Green, mineral, and metallic. Not a sweet garden green but a wild, almost aggressive greenness -- the smell of unmanaged nature. A faint iron-like metallic note distinguishes nettle from gentler green materials. The leafy quality is raw and sappy, with a slight aqueous undertone. This is the green of ditches and hedgerows, not of manicured lawns.
Evolution over time
Immediately
Immediately
Raw mineral green, metallic sharpness
After a few hours
After a few hours
Softer leafy-aqueous quality
After a few days
After a few days
Faint green trace, quickly fading
Terroir & Transformation
Indicative 2025 wholesale prices.
The Full Story
Stinging nettle (Urtica dioica) is a perennial herb found across temperate regions worldwide, known primarily for its stinging trichomes that inject histamine and formic acid on contact. The plant's scent -- when you get past the sting -- is green, mineral, and faintly metallic, like iron-rich soil mixed with crushed chlorophyll.
Nettle produces no commercial essential oil or absolute. In perfumery, the nettle note is a concept reconstructed from green, mineral, and metallic materials -- cis-3-hexenol (leaf alcohol), violet leaf absolute, galbanum, and metallic accords. The result carries the wild, unloved edges of gardens where nettles grow: damp ditches, hedgerows, forgotten corners.
Despite its hostile reputation, nettle has been used medicinally and culinarily for millennia. Young nettle shoots lose their sting when cooked and taste similar to spinach. The plant is rich in iron, calcium, and vitamins A and C.
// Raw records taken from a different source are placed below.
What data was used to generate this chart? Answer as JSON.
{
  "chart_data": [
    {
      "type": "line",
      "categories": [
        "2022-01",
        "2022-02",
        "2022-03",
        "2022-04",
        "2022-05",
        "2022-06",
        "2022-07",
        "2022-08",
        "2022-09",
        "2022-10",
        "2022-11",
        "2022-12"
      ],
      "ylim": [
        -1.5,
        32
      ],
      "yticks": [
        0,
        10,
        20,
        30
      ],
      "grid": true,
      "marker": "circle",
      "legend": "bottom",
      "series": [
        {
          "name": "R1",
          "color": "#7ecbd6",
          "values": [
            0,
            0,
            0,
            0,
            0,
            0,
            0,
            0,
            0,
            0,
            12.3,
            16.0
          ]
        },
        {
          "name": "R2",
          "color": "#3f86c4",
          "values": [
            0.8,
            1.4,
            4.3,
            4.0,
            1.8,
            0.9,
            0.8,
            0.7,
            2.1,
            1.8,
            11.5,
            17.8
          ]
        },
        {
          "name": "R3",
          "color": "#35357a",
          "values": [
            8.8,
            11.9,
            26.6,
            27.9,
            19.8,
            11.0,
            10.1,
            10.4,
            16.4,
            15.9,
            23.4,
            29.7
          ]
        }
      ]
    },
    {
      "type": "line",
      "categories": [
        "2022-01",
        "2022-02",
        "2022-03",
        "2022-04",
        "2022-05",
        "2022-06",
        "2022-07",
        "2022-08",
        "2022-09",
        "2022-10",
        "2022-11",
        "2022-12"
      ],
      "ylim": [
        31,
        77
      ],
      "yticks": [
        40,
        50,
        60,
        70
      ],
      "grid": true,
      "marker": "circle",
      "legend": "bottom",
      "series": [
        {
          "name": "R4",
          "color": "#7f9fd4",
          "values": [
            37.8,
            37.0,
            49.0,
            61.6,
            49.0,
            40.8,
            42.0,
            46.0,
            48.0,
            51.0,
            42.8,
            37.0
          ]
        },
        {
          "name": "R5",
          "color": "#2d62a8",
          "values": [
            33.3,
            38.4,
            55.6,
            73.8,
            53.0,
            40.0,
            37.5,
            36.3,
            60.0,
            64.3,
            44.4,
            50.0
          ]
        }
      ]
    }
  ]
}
Nettle stinging hairs are tiny hollow needles (trichomes) made of silica that break off on contact, injecting a cocktail of histamine, acetylcholine, serotonin, and formic acid. The pain mechanism is so effective that the plant has barely changed in 30 million years.
Extraction & Chemistry
Extraction method: No commercial essential oil or absolute. The nettle note in perfumery is a reconstructed concept using leaf alcohol (cis-3-hexenol), galbanum, violet leaf, and metallic-mineral modifiers.
Nettle functions as a concept note in wild-green, natural, and territory compositions. No natural extract is available; the note is reconstructed from green materials (leaf alcohol, galbanum), mineral accords, and metallic modifiers. Used in compositions evoking wild nature, overgrown gardens, and rain-soaked vegetation.